Ведьмино отродье - Булыга Сергей Алексеевич. Страница 47
Рыжий прибрал — поворошил золу, спрятал перо, чернильницу, поспешно сел в дальнем углу…
И почти сразу же вошли ученики — их было четверо, все как один еще небитые юнцы, — учитель слабо их приветствовал и разрешил им присесть. И начался урок…
Что? Как ты все это назвал?! Урок? Не кощунствуй! Да ведь после того, о чем здесь только что было говорено, слушать о том, о чем они сейчас учитель и ученики — со всей серьезностью…
Но все-таки не горячись. Не забывай, с кем ты и где ты находишься. Пансион для отпрысков закрытого сословия — то есть чиновников — готовит только первый, то есть самый низший их класс. Правда, кому-нибудь из наиболее усидчивых могут присвоить и второй, но такое здесь случается крайне редко, в лучшем случае раз в два-три выпуска. А так, закончив обучение, юноши разъезжаются по провинциям и заступают в департаменты на бросовые, худшие вакансии. Чиновник — это тот же раб, он абсолютно несвободен в выборе; куда его пошлют, туда он и отправляется, и будет там служить, пока… Вот именно — до самого «пока»! Даже простой солдат — и тот может купить себе отставку, чиновник же лишен и этого, он служит до конца. Мало того: чтобы чиновник не пускал корней, не обрастал знакомствами и связями, он постоянно в переводах: сегодня, к примеру, проходит по почтовому ведомству, а завтра уже в налоговом, а через месяц и вовсе где-нибудь в шахтах.

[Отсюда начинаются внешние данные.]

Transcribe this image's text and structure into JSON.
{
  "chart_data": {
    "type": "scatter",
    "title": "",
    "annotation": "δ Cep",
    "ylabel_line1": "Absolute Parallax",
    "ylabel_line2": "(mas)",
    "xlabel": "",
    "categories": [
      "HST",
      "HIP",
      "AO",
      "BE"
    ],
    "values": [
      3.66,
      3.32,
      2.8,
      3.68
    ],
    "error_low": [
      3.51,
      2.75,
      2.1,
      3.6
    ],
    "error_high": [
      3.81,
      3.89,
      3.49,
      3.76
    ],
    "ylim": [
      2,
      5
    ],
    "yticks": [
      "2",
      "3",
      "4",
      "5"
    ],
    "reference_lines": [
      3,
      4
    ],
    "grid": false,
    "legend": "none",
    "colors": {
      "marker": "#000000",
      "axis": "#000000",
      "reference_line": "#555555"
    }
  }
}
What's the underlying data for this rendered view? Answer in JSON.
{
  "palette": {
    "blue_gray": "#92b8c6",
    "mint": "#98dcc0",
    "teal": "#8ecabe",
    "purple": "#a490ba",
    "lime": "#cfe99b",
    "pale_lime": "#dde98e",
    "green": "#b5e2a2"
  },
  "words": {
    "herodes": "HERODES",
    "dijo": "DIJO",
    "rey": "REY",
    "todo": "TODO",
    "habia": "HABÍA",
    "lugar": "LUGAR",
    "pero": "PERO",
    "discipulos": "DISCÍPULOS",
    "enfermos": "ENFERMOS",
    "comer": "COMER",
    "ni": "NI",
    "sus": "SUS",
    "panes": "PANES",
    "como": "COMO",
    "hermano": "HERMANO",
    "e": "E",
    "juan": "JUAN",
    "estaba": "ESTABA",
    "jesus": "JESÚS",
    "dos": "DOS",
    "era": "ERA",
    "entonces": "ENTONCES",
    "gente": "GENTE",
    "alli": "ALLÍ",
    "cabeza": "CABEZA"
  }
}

И, главное, как ты, простой чиновник, ни служи, а пятый класс — вот твой высший предел, верх на служебной лестнице, а дальше уже начинаются «посты», то есть места для высшего сословия — фамилий. Вот так-то! И эти юноши отучатся, уедут. Так нужно ли им то…
Но, правда, и Юрпайс с ними не строг. Вот, он и сейчас им говорит:
— Да, диск, на коем мы живем, измерен. И пять небесных сфер над ним уже постигнуты. А ну-ка перечислите мне сферы! Вот, скажем, ты!..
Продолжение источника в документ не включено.